“All to end in this,—this bitter merciless peace, with all the seeds of new wars in it!”

“Well,” asked Stacey, “when you saw the futile pettiness that revealed itself in men, and the pomposity, and the selfishness, and the greed”—he spat the word out—“did you expect anything better?”

“Not after a while, no,” Phil replied steadily. “At first I did. When I saw the heroism. What happened to the war? A great wrong was done. Hundreds of thousands of you went to war nobly to right it. Belgium was invaded, wasn’t it?”

“I don’t remember,” said Stacey. “I suppose so. You touched the truth when you said we ‘went to war.’ What did we go to? Suppose one ant massacred another and you arranged an earthquake to punish it. That’s what happened. You see, a time came,” he continued slowly, an odd dazed look in his eyes,—“about 1916 it began, I should think—when all the surface seemed to have been stripped from life, one layer after another, until there was nothing left showing but universal naked pain. Nothing mattered except this. It was so much bigger than anything else. Belgium didn’t matter. Prussian militarism was a word. Love and hate disappeared, unimportant. Nothing was left but pain.”

Catherine drew a long breath. “And then?” she murmured.

“And then,” he returned, “you went on existing somehow, impersonally, without any emotions—”

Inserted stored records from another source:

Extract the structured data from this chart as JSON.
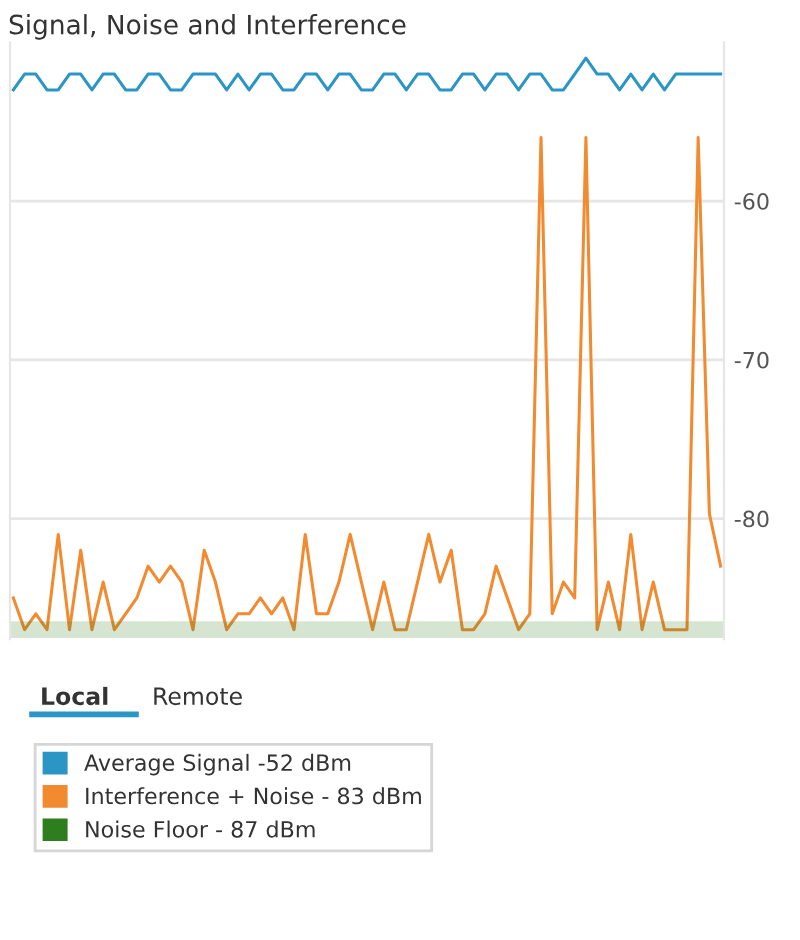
{
  "chart_data": {
    "type": "line",
    "title": "Signal, Noise and Interference",
    "annotations": [
      "Local",
      "Remote"
    ],
    "categories": [
      null,
      null,
      null,
      null,
      null,
      null,
      null,
      null,
      null,
      null,
      null,
      null,
      null,
      null,
      null,
      null,
      null,
      null,
      null,
      null,
      null,
      null,
      null,
      null,
      null,
      null,
      null,
      null,
      null,
      null,
      null,
      null,
      null,
      null,
      null,
      null,
      null,
      null,
      null,
      null,
      null,
      null,
      null,
      null,
      null,
      null,
      null,
      null,
      null,
      null,
      null,
      null,
      null,
      null,
      null,
      null,
      null,
      null,
      null,
      null,
      null,
      null,
      null,
      null
    ],
    "series": [
      {
        "name": "Average Signal -52 dBm",
        "color": "#2b95c6",
        "values": [
          -53,
          -52,
          -52,
          -53,
          -53,
          -52,
          -52,
          -53,
          -52,
          -52,
          -53,
          -53,
          -52,
          -52,
          -53,
          -53,
          -52,
          -52,
          -52,
          -53,
          -52,
          -53,
          -52,
          -52,
          -53,
          -53,
          -52,
          -52,
          -53,
          -52,
          -52,
          -53,
          -53,
          -52,
          -52,
          -53,
          -52,
          -52,
          -53,
          -53,
          -52,
          -52,
          -53,
          -52,
          -52,
          -53,
          -52,
          -52,
          -53,
          -53,
          -52,
          -51,
          -52,
          -52,
          -53,
          -52,
          -53,
          -52,
          -53,
          -52,
          -52,
          -52,
          -52,
          -52
        ]
      },
      {
        "name": "Interference + Noise - 83 dBm",
        "color": "#f28a30",
        "values": [
          -85,
          -87,
          -86,
          -87,
          -81,
          -87,
          -82,
          -87,
          -84,
          -87,
          -86,
          -85,
          -83,
          -84,
          -83,
          -84,
          -87,
          -82,
          -84,
          -87,
          -86,
          -86,
          -85,
          -86,
          -85,
          -87,
          -81,
          -86,
          -86,
          -84,
          -81,
          -84,
          -87,
          -84,
          -87,
          -87,
          -84,
          -81,
          -84,
          -82,
          -87,
          -87,
          -86,
          -83,
          -85,
          -87,
          -86,
          -56,
          -86,
          -84,
          -85,
          -56,
          -87,
          -84,
          -87,
          -81,
          -87,
          -84,
          -87,
          -87,
          -87,
          -56,
          -79.7,
          -83
        ]
      },
      {
        "name": "Noise Floor - 87 dBm",
        "color": "#2e7d1e",
        "values": [
          -87,
          -87,
          -87,
          -87,
          -87,
          -87,
          -87,
          -87,
          -87,
          -87,
          -87,
          -87,
          -87,
          -87,
          -87,
          -87,
          -87,
          -87,
          -87,
          -87,
          -87,
          -87,
          -87,
          -87,
          -87,
          -87,
          -87,
          -87,
          -87,
          -87,
          -87,
          -87,
          -87,
          -87,
          -87,
          -87,
          -87,
          -87,
          -87,
          -87,
          -87,
          -87,
          -87,
          -87,
          -87,
          -87,
          -87,
          -87,
          -87,
          -87,
          -87,
          -87,
          -87,
          -87,
          -87,
          -87,
          -87,
          -87,
          -87,
          -87,
          -87,
          -87,
          -87,
          -87
        ]
      }
    ],
    "ylim": [
      -87.6,
      -50
    ],
    "yticks": [
      -80,
      -70,
      -60
    ],
    "grid": "y",
    "tick_labels": "y",
    "legend": "bottom"
  }
}
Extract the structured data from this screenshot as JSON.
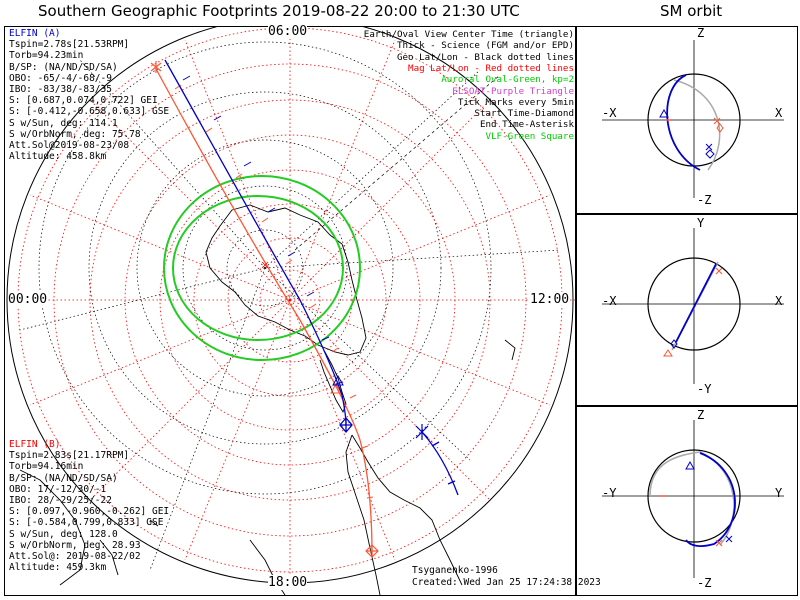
{
  "title": "Southern Geographic Footprints 2019-08-22 20:00 to 21:30 UTC",
  "sm_title": "SM orbit",
  "hours": {
    "top": "06:00",
    "left": "00:00",
    "right": "12:00",
    "bottom": "18:00"
  },
  "legend": [
    {
      "text": "Earth/Oval View Center Time (triangle)",
      "color": "#000000"
    },
    {
      "text": "Thick - Science (FGM and/or EPD)",
      "color": "#000000"
    },
    {
      "text": "Geo Lat/Lon - Black dotted lines",
      "color": "#000000"
    },
    {
      "text": "Mag Lat/Lon - Red dotted lines",
      "color": "#ff0000"
    },
    {
      "text": "Auroral Oval-Green, kp=2",
      "color": "#00cc00"
    },
    {
      "text": "ELSOAT-Purple Triangle",
      "color": "#cc44cc"
    },
    {
      "text": "Tick Marks every 5min",
      "color": "#000000"
    },
    {
      "text": "Start Time-Diamond",
      "color": "#000000"
    },
    {
      "text": "End Time-Asterisk",
      "color": "#000000"
    },
    {
      "text": "VLF-Green Square",
      "color": "#00cc00"
    }
  ],
  "elfin_a": {
    "name": "ELFIN (A)",
    "color": "#0000cc",
    "lines": [
      "Tspin=2.78s[21.53RPM]",
      "Torb=94.23min",
      "B/SP: (NA/ND/SD/SA)",
      "OBO: -65/-4/-68/-9",
      "IBO: -83/38/-83/35",
      "S: [0.687,0.074,0.722] GEI",
      "S: [-0.412,-0.658,0.633] GSE",
      "S w/Sun, deg: 114.1",
      "S w/OrbNorm, deg: 75.78",
      "Att.Sol@2019-08-23/08",
      "Altitude: 458.8km"
    ]
  },
  "elfin_b": {
    "name": "ELFIN (B)",
    "color": "#ff0000",
    "lines": [
      "Tspin=2.83s[21.17RPM]",
      "Torb=94.16min",
      "B/SP: (NA/ND/SD/SA)",
      "OBO: 17/-12/30/-1",
      "IBO: 28/-29/25/-22",
      "S: [0.097,-0.960,-0.262] GEI",
      "S: [-0.584,0.799,0.833] GSE",
      "S w/Sun, deg: 128.0",
      "S w/OrbNorm, deg: 28.93",
      "Att.Sol@: 2019-08-22/02",
      "Altitude: 459.3km"
    ]
  },
  "credits": {
    "author": "Tsyganenko-1996",
    "created": "Created: Wed Jan 25 17:24:38 2023"
  },
  "sm_panels": [
    {
      "axes": {
        "top": "Z",
        "bottom": "-Z",
        "left": "-X",
        "right": "X"
      }
    },
    {
      "axes": {
        "top": "Y",
        "bottom": "-Y",
        "left": "-X",
        "right": "X"
      }
    },
    {
      "axes": {
        "top": "Z",
        "bottom": "-Z",
        "left": "-Y",
        "right": "Y"
      }
    }
  ],
  "chart_data": {
    "type": "polar-map",
    "projection": "southern hemisphere polar view",
    "colors": {
      "elfin_a": "#0000cc",
      "elfin_b": "#ff5533",
      "oval": "#22cc22",
      "mag_grid": "#ff0000",
      "geo_grid": "#000000"
    }
  }
}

“Are you sure?” Phil broke in.

“And without one tattered shred of an illusion left. I made up a story about it once—it must have been in 1916. Imagine a man who has always lived in a house with a roof of beautiful stained glass, and who revels in the soft colors that shine through. One day a tremendous hail storm comes and shatters the glass to fragments and lets the bleak white daylight pour in. Well, at first the man is heart-broken. But, after a little, he thinks: ‘Anyway this is truth. This is real light. I’ve been living falsely.’ So he bends down to the marble floor to see what has done the damage, but all that he can find is a little pool of dirty water.”

Philip and Catherine stared at Stacey.

The latter shook his head impatiently. “But that’s all past,” he said coolly. “That was 1916. I give you my word that I don’t think about myself at all any more. It’s an effort, trying to. I haven’t any thoughts, and I don’t care a rap for any one, and there isn’t anything I want to do, but I’m jolly well not going to do anything I don’t want to do. So that’s that!”